Seni pertunjukan sempat menghadapi tantangan sulit di awal pandemi Covid-19. Namun, Agus tak mau tinggal diam. Ia menggagas pertunjukan seni daring bertajuk Meditasi Corona Virus yang tampil langsung melalui kanal Youtube dan Facebook. Festival itu disambut para seniman dengan menampilkan sejumlah pertunjukan dari sejumlah daerah.
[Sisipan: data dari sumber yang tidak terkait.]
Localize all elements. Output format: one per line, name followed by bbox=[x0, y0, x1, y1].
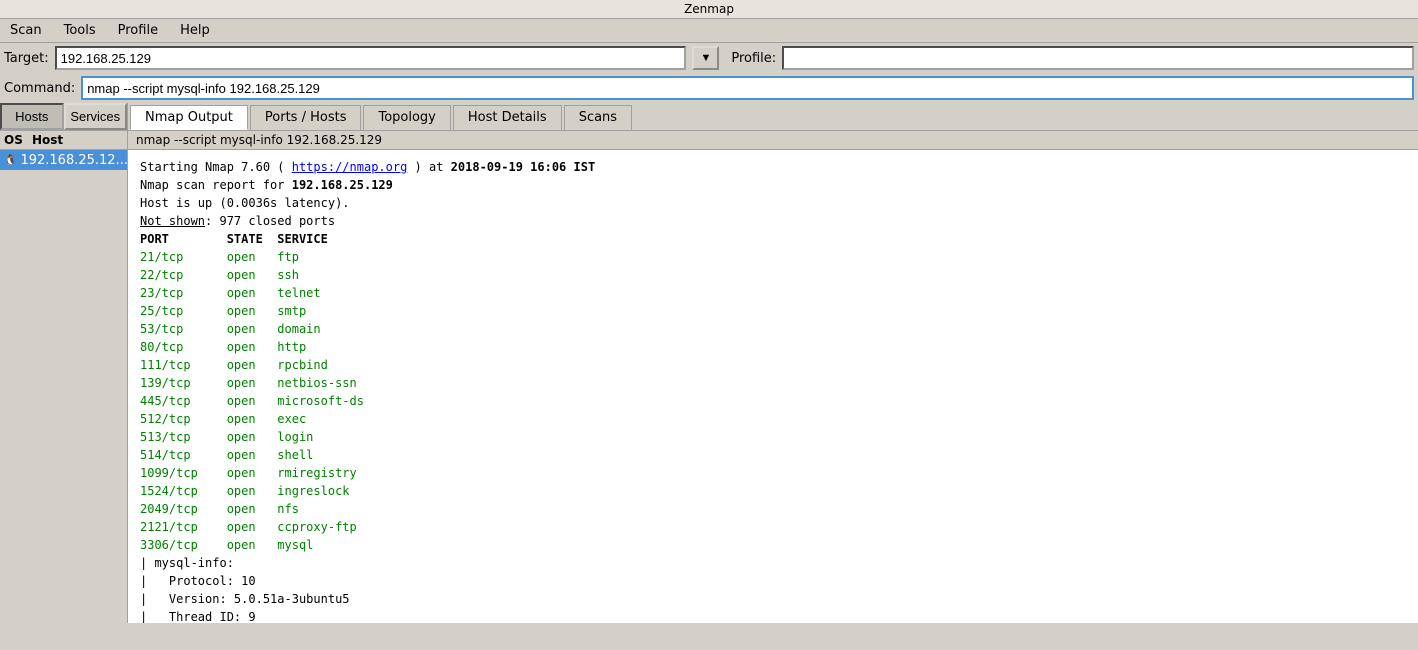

Bagi Agus, teater juga menjadi sebuah kesenian yang mempersatukan Indonesia dari berbagai daerah. Ketika berbicara teater, semua seniman dari berbagai latar belakang melebur. ”Di dunia teater itu tak ada istilah aku Jawa kau China. Aku Islam kau Kristen. Semua seniman dari berbagai latar belakang selalu melebur tanpa sekat,” kata Agus.
KOMPAS/NIKSON SINAGA
Festival Koeli Kontrak menampilkan kesenian rakyat kuda lumping di Kebun Saentis, Kecamatan Percut Sei Tuan, Kabupaten Deli Serdang, Sumatera Utara, Sabtu (14/1/2023).
Agus menyebutkan, beberapa tahun terakhir ini seni pertunjukan mulai hidup lagi setelah ada dana abadi kebudayaan sebagai amanat Undang-Undang Nomor 5 Tahun 2017 Tentang Pemajuan Kebudayaan.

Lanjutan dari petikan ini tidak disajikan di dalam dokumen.